Her zaman ve her mekânda, ‘doğru sözlü ve dürüst olmamızı’ sürekli tavsiye ettiler.

Hanemizde, ‘sohbet kültürü’ bizleri derinden etkiliyordu. Bizim kültürümüzde kadına, “Hanım!” deriz.

Buradaki inceliği ve kadına yüklenilen zarafeti lütfen iyi okuyalım. Gerisi teferruat efendim.

 

“12 SAYISI”

La İlahe İllallah; Arapça 12 harftir

Sayılarda, “tarihi ve zamanı…” ifade edersiniz. Saatlerde, 12 sayısında ‘günün ortası!’

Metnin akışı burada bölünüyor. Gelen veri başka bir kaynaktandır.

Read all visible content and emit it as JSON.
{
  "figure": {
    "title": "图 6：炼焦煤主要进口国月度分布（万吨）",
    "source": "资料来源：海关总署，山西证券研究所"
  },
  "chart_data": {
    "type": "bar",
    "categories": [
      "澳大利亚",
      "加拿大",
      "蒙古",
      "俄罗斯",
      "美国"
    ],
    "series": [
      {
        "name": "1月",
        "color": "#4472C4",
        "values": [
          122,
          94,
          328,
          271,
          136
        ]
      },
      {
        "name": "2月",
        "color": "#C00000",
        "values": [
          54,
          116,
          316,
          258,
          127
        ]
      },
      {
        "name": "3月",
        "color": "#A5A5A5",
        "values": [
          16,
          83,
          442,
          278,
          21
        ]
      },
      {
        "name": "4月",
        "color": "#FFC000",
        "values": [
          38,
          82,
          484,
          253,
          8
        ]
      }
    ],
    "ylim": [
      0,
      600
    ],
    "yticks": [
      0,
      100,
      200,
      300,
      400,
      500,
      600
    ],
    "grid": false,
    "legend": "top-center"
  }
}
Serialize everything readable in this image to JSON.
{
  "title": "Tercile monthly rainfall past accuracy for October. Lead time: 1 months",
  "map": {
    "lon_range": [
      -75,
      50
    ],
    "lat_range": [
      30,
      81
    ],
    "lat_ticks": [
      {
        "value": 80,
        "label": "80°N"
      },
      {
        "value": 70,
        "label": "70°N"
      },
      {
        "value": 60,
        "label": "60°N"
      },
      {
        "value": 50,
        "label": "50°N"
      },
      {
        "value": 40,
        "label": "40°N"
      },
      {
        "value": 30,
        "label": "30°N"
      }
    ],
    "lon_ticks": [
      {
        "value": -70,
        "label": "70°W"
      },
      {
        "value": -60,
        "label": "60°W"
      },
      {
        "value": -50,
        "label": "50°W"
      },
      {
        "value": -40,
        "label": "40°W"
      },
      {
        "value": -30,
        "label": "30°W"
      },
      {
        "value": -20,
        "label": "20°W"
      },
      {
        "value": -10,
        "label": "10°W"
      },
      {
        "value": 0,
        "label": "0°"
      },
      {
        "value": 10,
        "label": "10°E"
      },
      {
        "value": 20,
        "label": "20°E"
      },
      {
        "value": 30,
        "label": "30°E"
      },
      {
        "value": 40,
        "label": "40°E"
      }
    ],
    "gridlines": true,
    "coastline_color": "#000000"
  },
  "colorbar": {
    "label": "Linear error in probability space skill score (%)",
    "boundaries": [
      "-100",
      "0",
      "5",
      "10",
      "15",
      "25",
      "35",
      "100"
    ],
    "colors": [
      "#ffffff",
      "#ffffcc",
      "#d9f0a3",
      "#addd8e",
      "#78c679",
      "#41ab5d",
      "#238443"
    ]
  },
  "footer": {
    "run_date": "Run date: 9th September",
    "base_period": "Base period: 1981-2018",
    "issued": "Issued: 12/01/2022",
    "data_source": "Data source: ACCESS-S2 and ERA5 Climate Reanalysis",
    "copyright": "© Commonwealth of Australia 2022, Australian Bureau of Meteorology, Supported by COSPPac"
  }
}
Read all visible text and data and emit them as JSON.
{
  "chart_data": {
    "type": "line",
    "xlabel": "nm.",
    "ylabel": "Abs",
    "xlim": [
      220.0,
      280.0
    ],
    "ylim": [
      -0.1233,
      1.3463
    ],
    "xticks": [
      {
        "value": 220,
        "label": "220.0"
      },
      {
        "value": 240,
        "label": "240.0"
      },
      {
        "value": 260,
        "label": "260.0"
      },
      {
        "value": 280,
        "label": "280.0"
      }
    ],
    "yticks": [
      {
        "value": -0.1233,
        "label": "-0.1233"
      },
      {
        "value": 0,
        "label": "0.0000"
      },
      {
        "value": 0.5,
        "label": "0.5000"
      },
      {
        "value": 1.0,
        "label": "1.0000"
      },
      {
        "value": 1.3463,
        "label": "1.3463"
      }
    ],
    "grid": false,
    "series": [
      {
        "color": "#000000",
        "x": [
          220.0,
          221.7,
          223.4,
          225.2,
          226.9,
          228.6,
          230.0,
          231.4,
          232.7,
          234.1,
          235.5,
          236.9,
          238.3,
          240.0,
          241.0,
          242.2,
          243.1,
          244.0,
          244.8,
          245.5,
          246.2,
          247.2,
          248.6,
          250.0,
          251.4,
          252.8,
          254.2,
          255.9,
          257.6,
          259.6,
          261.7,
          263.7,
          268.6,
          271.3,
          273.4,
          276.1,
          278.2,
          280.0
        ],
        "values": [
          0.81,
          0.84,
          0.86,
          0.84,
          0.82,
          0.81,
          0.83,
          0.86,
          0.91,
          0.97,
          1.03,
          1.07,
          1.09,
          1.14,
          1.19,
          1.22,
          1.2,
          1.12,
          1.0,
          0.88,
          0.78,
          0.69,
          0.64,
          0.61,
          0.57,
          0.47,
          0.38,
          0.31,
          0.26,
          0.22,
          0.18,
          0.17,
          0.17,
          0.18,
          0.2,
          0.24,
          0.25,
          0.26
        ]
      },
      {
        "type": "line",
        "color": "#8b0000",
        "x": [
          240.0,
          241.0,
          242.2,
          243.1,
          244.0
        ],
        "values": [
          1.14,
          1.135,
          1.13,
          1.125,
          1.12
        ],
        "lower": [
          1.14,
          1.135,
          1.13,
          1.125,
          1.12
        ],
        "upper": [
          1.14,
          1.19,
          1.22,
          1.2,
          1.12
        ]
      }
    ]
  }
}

Bir yılda, 12 ay var… Astroloji de, 12 burç…

Gökyüzünde 12 yıldız grubundan (burçlardan) söz ederiz!

12 sayısı, “bir düzinenin…” adıdır!

Hz. İsa’nı n, kendilerine bağlı “12 havarisi…”

Takvimlerde, “12 hayvanlı takvim…”

Musevilikte, Hz. Yakup’un 12 oğlu… Ve İsrail’in 12 Havarisi…

Tevbe Suresi 36.ncı ayette şöyle buyrulur; “Şüphesiz ki, gökleri ve yeri yarattığı günde, Allah’ın kitabında (Levh-i Mahfûz’da) Allah katında ayların sayısı on iki aydır”

Maide Suresi 12.nci ayette de şöyle buyrulur; “Andolsun, Allah İsrailoğulları'ndan (sağlam) söz almıştı. (Her kabileden birer kişi olarak) içlerinden on iki de vekil tayin etmiştik.”